Effects of fasting and glucocorticoids on hepatic gluconeogenesis assessed using two independent methods in vivo

The purpose of this study was to compare the assessment of gluconeogenesis (GNG) in the overnight- and prolonged-fasted states and during chronic hypercortisolemia using the arteriovenous difference and [14C]phosphoenolpyruvate-liver biopsy techniques as well as a combination of the two. Two weeks before a study, catheters and flow probes were implanted in the hepatic and portal veins and femoral artery of dogs. Animals were studied after an 18-h fast (n = 8), a 42- or 66-h fast (n = 7), and an 18-h fast plus a continuous infusion of cortisol (3.0 mug x kg1 x min1) for 72 h (n = 7). Each experiment consisted of an 80-min tracer ([3-3H]glucose and [U-14C]alanine) and dye equilibration period (80 to 0 min) and a 45-min sampling period. In the cortisol-treated group, plasma cortisol increased fivefold.

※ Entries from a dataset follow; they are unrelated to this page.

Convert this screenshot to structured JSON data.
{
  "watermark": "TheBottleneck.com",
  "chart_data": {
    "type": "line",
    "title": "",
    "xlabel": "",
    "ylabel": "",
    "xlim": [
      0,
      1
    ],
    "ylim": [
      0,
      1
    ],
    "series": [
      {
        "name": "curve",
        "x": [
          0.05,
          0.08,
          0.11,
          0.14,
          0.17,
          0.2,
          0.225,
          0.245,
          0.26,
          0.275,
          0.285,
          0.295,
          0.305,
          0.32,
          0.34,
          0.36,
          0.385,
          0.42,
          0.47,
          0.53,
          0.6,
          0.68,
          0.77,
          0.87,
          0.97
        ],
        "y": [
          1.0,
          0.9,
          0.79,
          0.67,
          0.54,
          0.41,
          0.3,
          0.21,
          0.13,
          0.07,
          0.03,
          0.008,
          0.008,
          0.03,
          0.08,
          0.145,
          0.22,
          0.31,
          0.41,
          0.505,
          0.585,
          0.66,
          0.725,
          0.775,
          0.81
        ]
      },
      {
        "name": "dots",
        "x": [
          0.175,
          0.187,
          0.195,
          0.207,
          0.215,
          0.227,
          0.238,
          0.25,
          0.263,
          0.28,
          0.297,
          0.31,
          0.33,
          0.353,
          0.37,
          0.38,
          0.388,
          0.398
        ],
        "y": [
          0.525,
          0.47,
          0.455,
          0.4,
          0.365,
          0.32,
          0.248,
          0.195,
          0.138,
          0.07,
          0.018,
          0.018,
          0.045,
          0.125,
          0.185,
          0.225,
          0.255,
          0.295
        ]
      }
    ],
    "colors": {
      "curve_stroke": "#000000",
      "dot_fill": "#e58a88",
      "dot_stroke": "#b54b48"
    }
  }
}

In the overnight-fasted group, total GNG flux rate (GNGflux), conversion of glucose 6-phosphate to glucose (GNGG-6-PGlc), glucose cycling, and maximal GNG flux rate (GNGmax) were 0.95 +/- 0.14, 0.65 +-/ 0.06, 0.62 +/- 0.06, and 0.70 +/- 0.09 mg x kg1 x min1, respectively. In the prolonged-fasted group, they were 1.50 +/- 0.18, 1.18 +/- 0.13, 0.40 +/- 0.07, and 1.28 +/- 0.10 mg x kg1 x min1, whereas in the cortisol-treated group they were 1.64 +/- 0.33, 0.99 +/- 0.29, 1.32 +/- 0.24, and 0.91 +/- 0.13 mg x kg1 x min1. These results demonstrate that GNGG-6-PGlc and GNGmax were almost identical. However, these rates were 15-38% lower than GNGflux generated by a combination of the two methods. This difference was most apparent in the steroid-treated group, where the combination of the two methods (GNGflux) detected a significant increase in gluconeogenic flux.